Press release 15 January 2018
The oil industry’s SOILI programme, based on a voluntary environmental agreement, was ground-breaking in its soil remediation work. The industry took responsibility for arranging soil remediation for decommissioned service stations in cooperation with the Ministry of the Environment and the Association of Finnish Local and Regional Authorities. The 20-year-long programme opened the way for other program-based soil remediation efforts.
The agreement on the SOILI programme was signed in 1996 between the Ministry of the Environment, the oil industry, the Association of Finnish Local and Regional Authorities and the participating service station chains. The final report for the programme was published at the end of year 2017 (in Finnish).
During the programme's 20 years, from 1997 to 2016, 586 oil polluted sites were cleaned up. A total of 1350 applications were received, and around 953 areas were investigated. In some of the locations investigated, no need for remediation was evident, nor could all of the locations be approved for the Finnish Oil Pollution Compensation Fund’s secondary funding category. The programme’s total expenses came to around €50 million, excluding VAT.

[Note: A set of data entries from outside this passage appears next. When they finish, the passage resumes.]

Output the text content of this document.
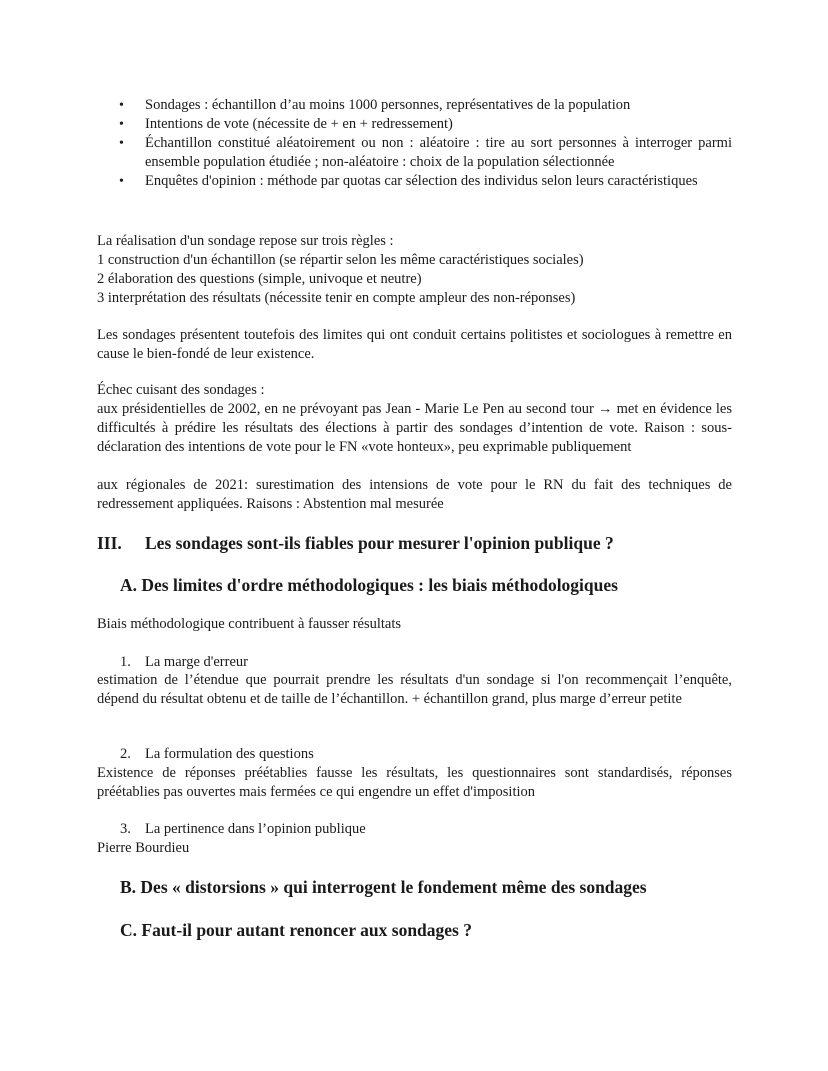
• Sondages : échantillon d’au moins 1000 personnes, représentatives de la population
• Intentions de vote (nécessite de + en + redressement)
• Échantillon constitué aléatoirement ou non : aléatoire : tire au sort personnes à interroger parmi ensemble population étudiée ; non-aléatoire : choix de la population sélectionnée
• Enquêtes d'opinion : méthode par quotas car sélection des individus selon leurs caractéristiques

La réalisation d'un sondage repose sur trois règles :

1 construction d'un échantillon (se répartir selon les même caractéristiques sociales)

2 élaboration des questions (simple, univoque et neutre)

3 interprétation des résultats (nécessite tenir en compte ampleur des non-réponses)

Les sondages présentent toutefois des limites qui ont conduit certains politistes et sociologues à remettre en cause le bien-fondé de leur existence.

Échec cuisant des sondages :

aux présidentielles de 2002, en ne prévoyant pas Jean - Marie Le Pen au second tour → met en évidence les difficultés à prédire les résultats des élections à partir des sondages d’intention de vote. Raison : sous-déclaration des intentions de vote pour le FN «vote honteux», peu exprimable publiquement

aux régionales de 2021: surestimation des intensions de vote pour le RN du fait des techniques de redressement appliquées. Raisons : Abstention mal mesurée

III. Les sondages sont-ils fiables pour mesurer l'opinion publique ?
A. Des limites d'ordre méthodologiques : les biais méthodologiques

Biais méthodologique contribuent à fausser résultats

1. La marge d'erreur

estimation de l’étendue que pourrait prendre les résultats d'un sondage si l'on recommençait l’enquête, dépend du résultat obtenu et de taille de l’échantillon. + échantillon grand, plus marge d’erreur petite

2. La formulation des questions

Existence de réponses préétablies fausse les résultats, les questionnaires sont standardisés, réponses préétablies pas ouvertes mais fermées ce qui engendre un effet d'imposition

3. La pertinence dans l’opinion publique

Pierre Bourdieu

B. Des « distorsions » qui interrogent le fondement même des sondages
C. Faut-il pour autant renoncer aux sondages ?
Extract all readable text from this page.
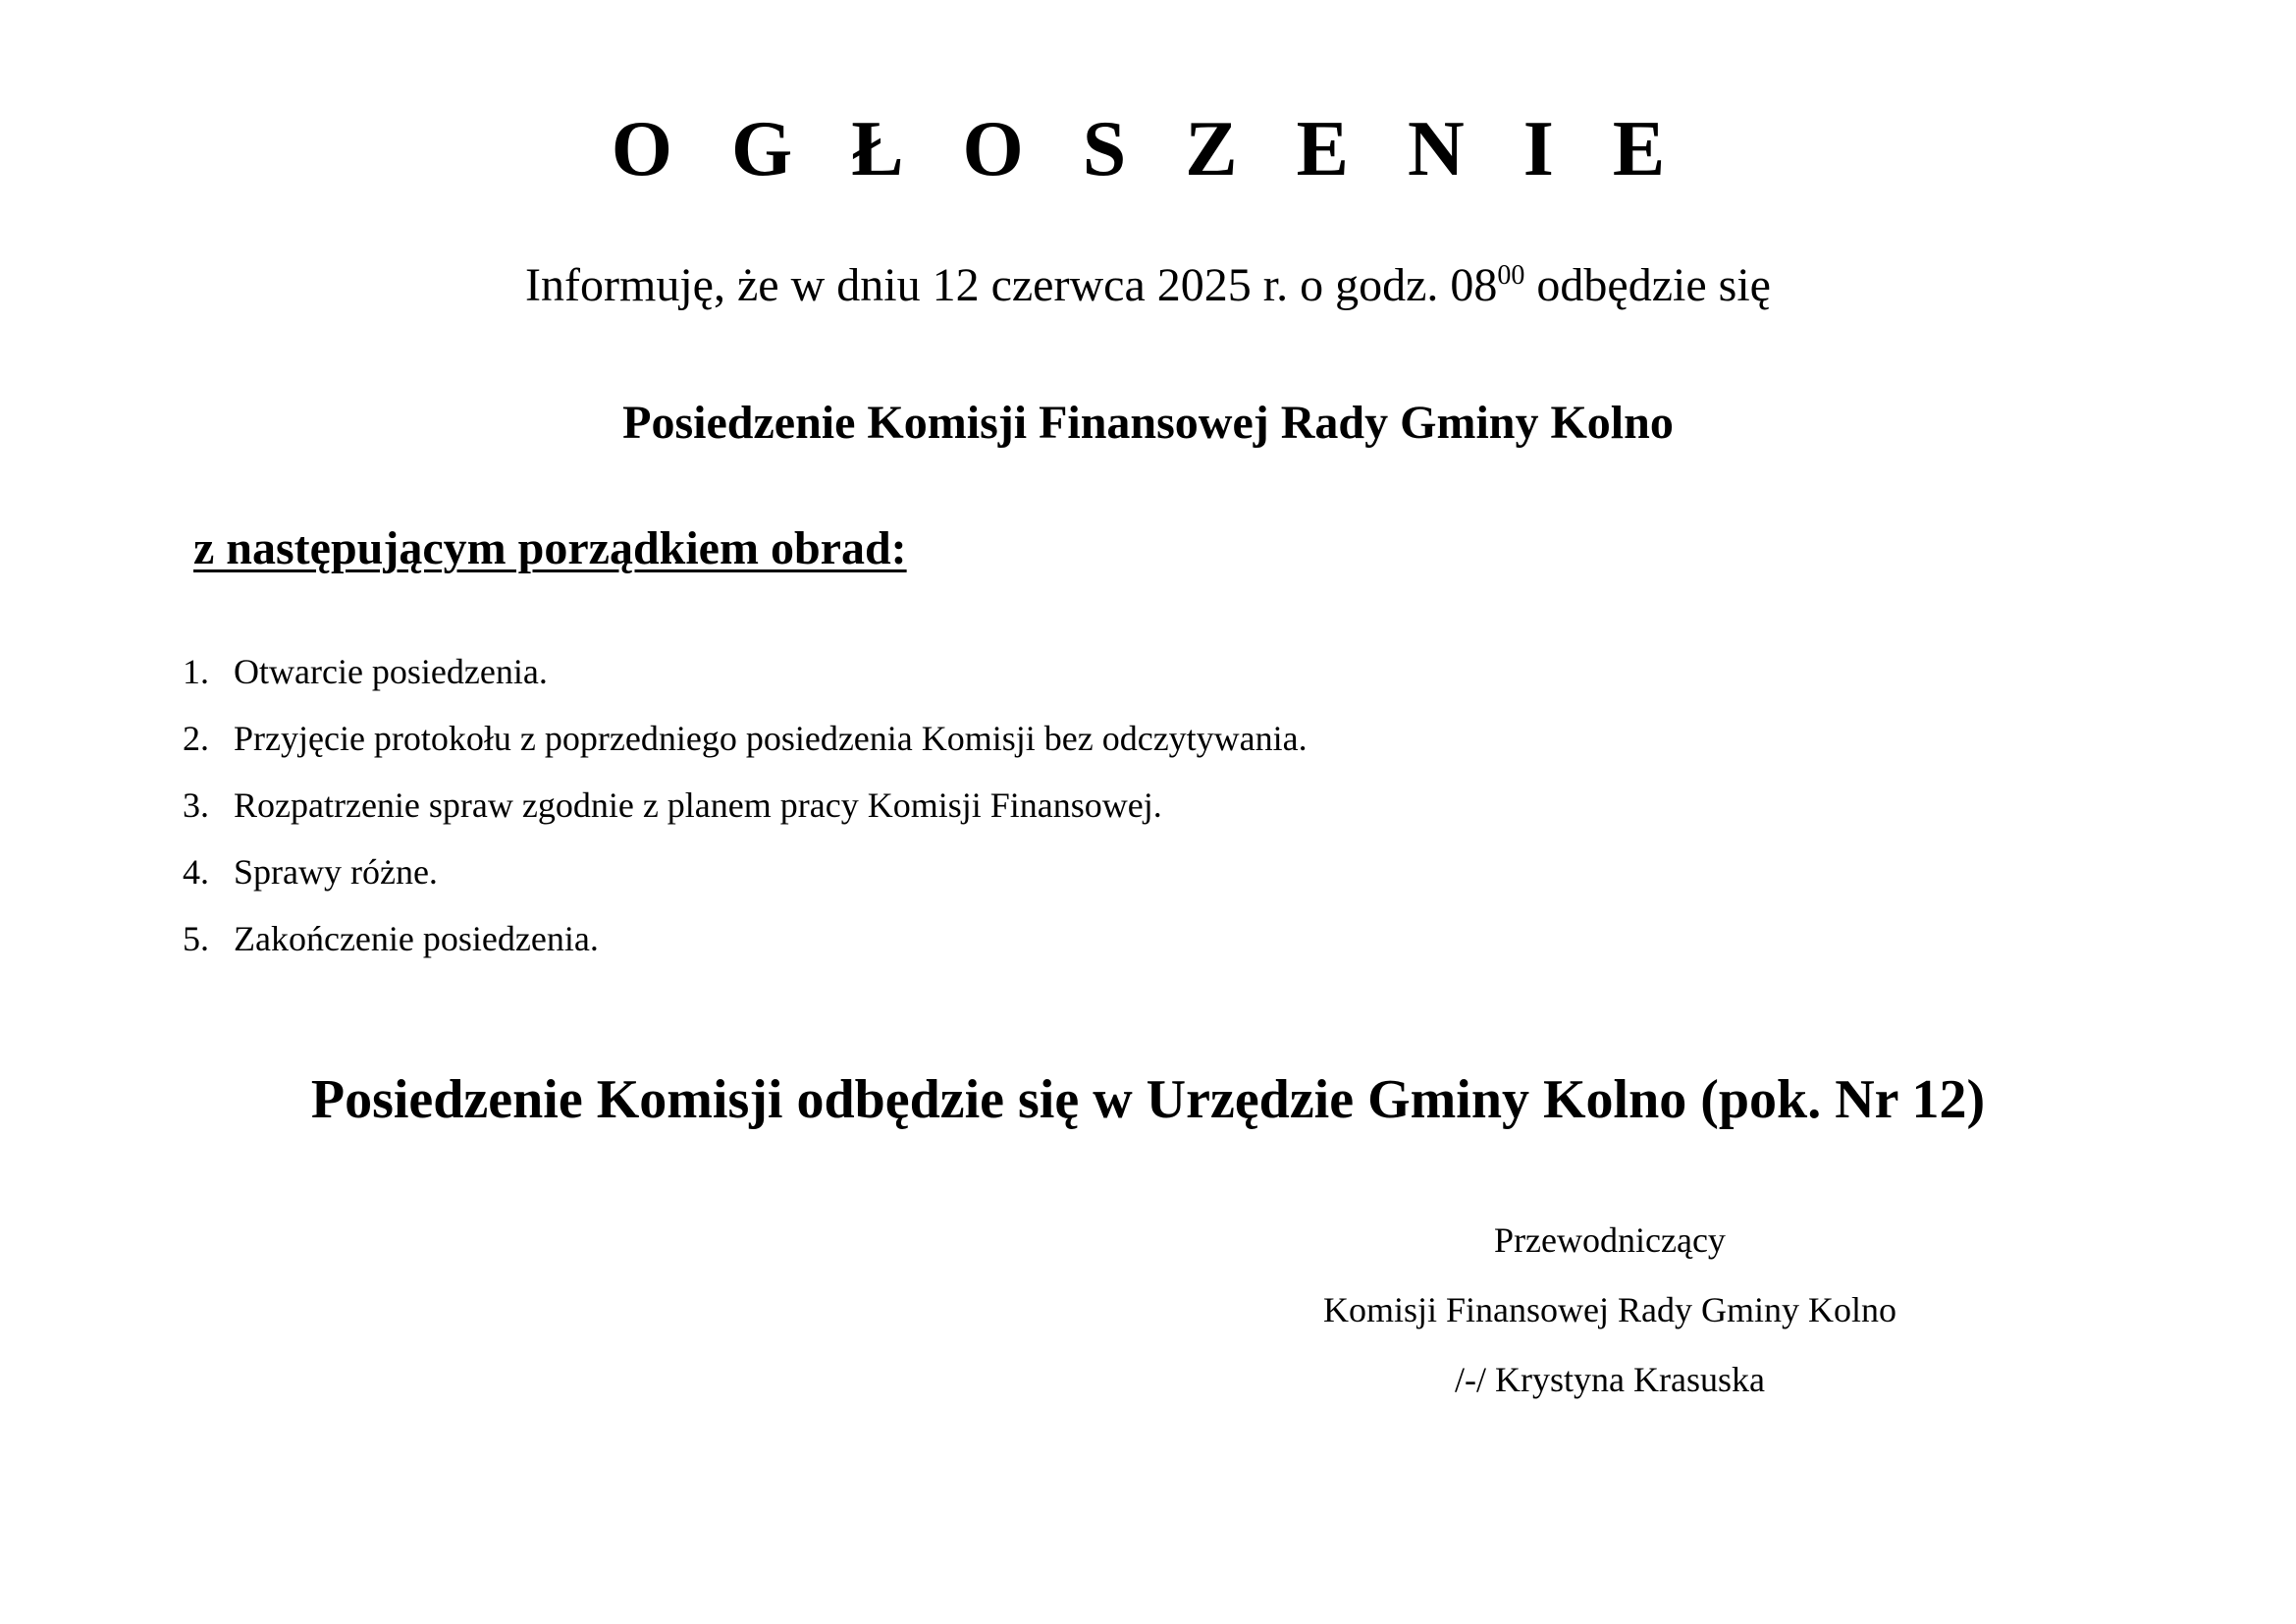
O G Ł O S Z E N I E
Informuję, że w dniu 12 czerwca 2025 r. o godz. $08^{00}$ odbędzie się
Posiedzenie Komisji Finansowej Rady Gminy Kolno
z następującym porządkiem obrad:
1. Otwarcie posiedzenia.
2. Przyjęcie protokołu z poprzedniego posiedzenia Komisji bez odczytywania.
3. Rozpatrzenie spraw zgodnie z planem pracy Komisji Finansowej.
4. Sprawy różne.
5. Zakończenie posiedzenia.
Posiedzenie Komisji odbędzie się w Urzędzie Gminy Kolno (pok. Nr 12)
Przewodniczący
Komisji Finansowej Rady Gminy Kolno
/-/ Krystyna Krasuska
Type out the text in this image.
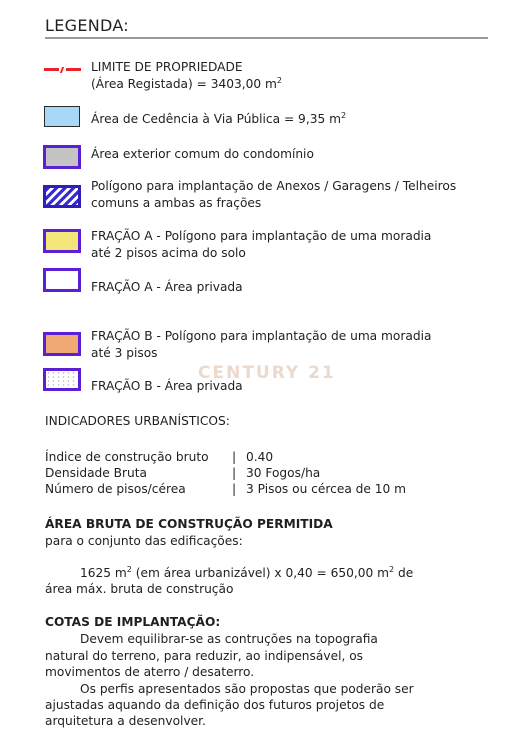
LEGENDA:
LIMITE DE PROPRIEDADE
(Área Registada) = 3403,00 $m^2$
Área de Cedência à Via Pública = 9,35 $m^2$
Área exterior comum do condomínio
Polígono para implantação de Anexos / Garagens / Telheiros
comuns a ambas as frações
FRAÇÃO A - Polígono para implantação de uma moradia
até 2 pisos acima do solo
FRAÇÃO A - Área privada
FRAÇÃO B - Polígono para implantação de uma moradia
até 3 pisos
FRAÇÃO B - Área privada
CENTURY 21
INDICADORES URBANÍSTICOS:
Índice de construção bruto | 0.40
Densidade Bruta	| 30 Fogos/ha
Número de pisos/cérea	| 3 Pisos ou cércea de 10 m
ÁREA BRUTA DE CONSTRUÇÃO PERMITIDA
para o conjunto das edificações:
1625 $m^2$ (em área urbanizável) x 0,40 = 650,00 $m^2$ de
área máx. bruta de construção
COTAS DE IMPLANTAÇÃO:
Devem equilibrar-se as contruções na topografia
natural do terreno, para reduzir, ao indipensável, os
movimentos de aterro / desaterro.
Os perfis apresentados são propostas que poderão ser
ajustadas aquando da definição dos futuros projetos de
arquitetura a desenvolver.
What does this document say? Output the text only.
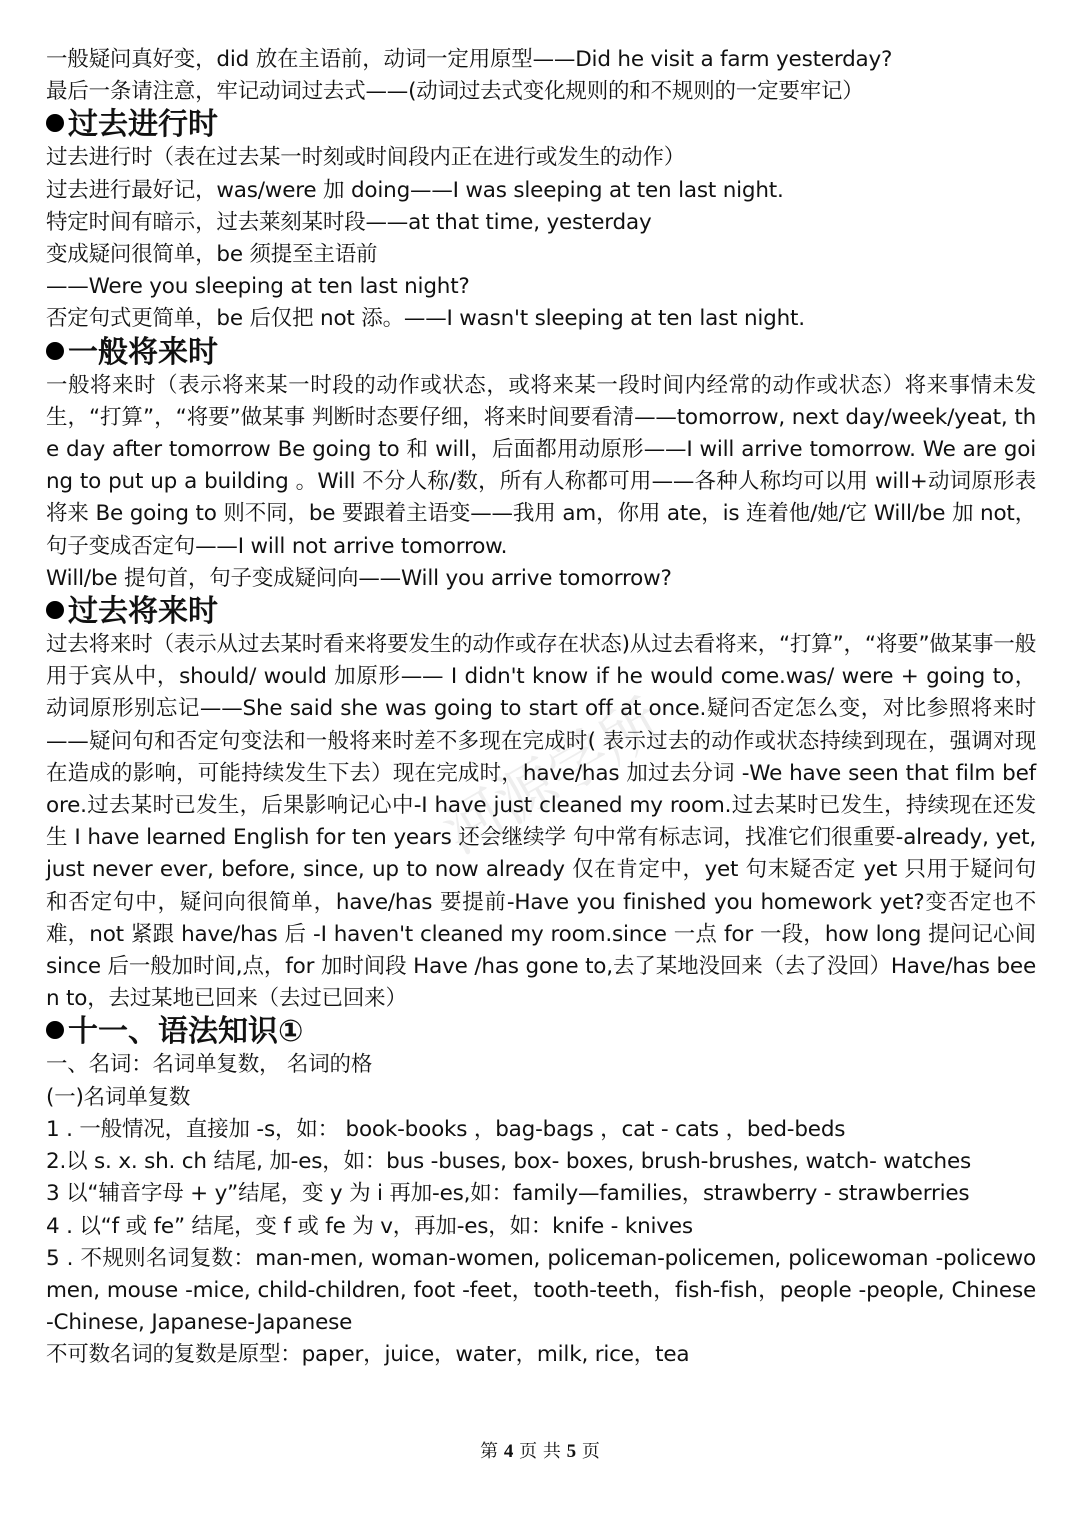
河源学所
一般疑问真好变，did 放在主语前，动词一定用原型——Did he visit a farm yesterday?
最后一条请注意，牢记动词过去式——(动词过去式变化规则的和不规则的一定要牢记）
过去进行时
过去进行时（表在过去某一时刻或时间段内正在进行或发生的动作）
过去进行最好记，was/were 加 doing——I was sleeping at ten last night.
特定时间有暗示，过去莱刻某时段——at that time, yesterday
变成疑问很简单，be 须提至主语前
——Were you sleeping at ten last night?
否定句式更简单，be 后仅把 not 添。——I wasn't sleeping at ten last night.
一般将来时
一般将来时（表示将来某一时段的动作或状态，或将来某一段时间内经常的动作或状态）将来事情未发生，“打算”，“将要”做某事 判断时态要仔细，将来时间要看清——tomorrow, next day/week/yeat, the day after tomorrow Be going to 和 will，后面都用动原形——I will arrive tomorrow. We are going to put up a building 。Will 不分人称/数，所有人称都可用——各种人称均可以用 will+动词原形表将来 Be going to 则不同，be 要跟着主语变——我用 am，你用 ate，is 连着他/她/它 Will/be 加 not，句子变成否定句——I will not arrive tomorrow.
Will/be 提句首，句子变成疑问向——Will you arrive tomorrow?
过去将来时
过去将来时（表示从过去某时看来将要发生的动作或存在状态)从过去看将来，“打算”，“将要”做某事一般用于宾从中，should/ would 加原形—— I didn't know if he would come.was/ were + going to，动词原形别忘记——She said she was going to start off at once.疑问否定怎么变，对比参照将来时——疑问句和否定句变法和一般将来时差不多现在完成时( 表示过去的动作或状态持续到现在，强调对现在造成的影响，可能持续发生下去）现在完成时，have/has 加过去分词 -We have seen that film before.过去某时已发生，后果影响记心中-I have just cleaned my room.过去某时已发生，持续现在还发生 I have learned English for ten years 还会继续学 句中常有标志词，找准它们很重要-already, yet, just never ever, before, since, up to now already 仅在肯定中，yet 句末疑否定 yet 只用于疑问句和否定句中，疑问向很简单，have/has 要提前-Have you finished you homework yet?变否定也不难，not 紧跟 have/has 后 -I haven't cleaned my room.since 一点 for 一段，how long 提问记心间 since 后一般加时间,点，for 加时间段 Have /has gone to,去了某地没回来（去了没回）Have/has been to，去过某地已回来（去过已回来）
十一、语法知识①
一、名词：名词单复数， 名词的格
(一)名词单复数
1 . 一般情况，直接加 -s，如： book-books ，bag-bags ，cat - cats ，bed-beds
2.以 s. x. sh. ch 结尾, 加-es，如：bus -buses, box- boxes, brush-brushes, watch- watches
3 以“辅音字母 + y”结尾，变 y 为 i 再加-es,如：family—families，strawberry - strawberries
4 . 以“f 或 fe” 结尾，变 f 或 fe 为 v，再加-es，如：knife - knives
5 . 不规则名词复数：man-men, woman-women, policeman-policemen, policewoman -policewomen, mouse -mice, child-children, foot -feet，tooth-teeth，fish-fish，people -people, Chinese -Chinese, Japanese-Japanese
不可数名词的复数是原型：paper，juice，water，milk, rice，tea
第 4 页 共 5 页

The SOILI programme can most likely be held to be the first Finnish voluntary environmental agreement – the first green deal. At the moment, work is under way for a nationwide green deal on arrangements for waste oil management.
Two types of sites
The oil companies and service station chains submitted to the SOILI programme the decommissioned service station properties in their possession and they also covered the costs of the remediation. The benefits resulted from “large scale economics” and standardised project management processes.
It was also possible to make applications for previous service station or other distribution outlet properties that were no longer owned by the oil company that originally ran the activity at the site. For these locations receiving approval, funding was provided by the Finnish Oil Pollution Compensation Fund, an affiliate to the Ministry of the Environment, which levies an oil pollution prevention fee on oil-importing companies. Municipalities and ELY centres (The Centres for Economic Development, Transport and the Environment) played an important role in surveying former service station sites.
The programme developed in a comprehensive manner the essential processes and working methods for soil remediation, and the program executor Öljyalan Palvelukeskus Oy (Oil Industry Service Centre Ltd) took care of the soil clean-up projects from start to finish according to “turnkey” principle. Every remediation project was a multi-stage project in which the area was cleaned up, in accordance with environmental protection legislation and under official supervision, to such a condition where it would no longer cause any environmental or health hazards.
New technology protects the environment at modern service stations
The SOILI programme focused its activities on old, decommissioned service stations. Some of these had been contaminated by oil even though they also had operated according to the regulations at the time because earlier environmental requirements were not so strict, nor was the prevention technology so advanced. Using the current construction technology for petrol stations, the risk of soil contamination is completely under control.
The remediation of areas contaminated by oil will continue for the time being through the Finnish Oil Pollution Compensation Fund’s “JASKA project”, which is not limited to former fuel distribution sites only. Measures will focus especially on the high-risk locations which are registered in the soil data system (“MATTI”) and which have been prioritised by the ELY Centres.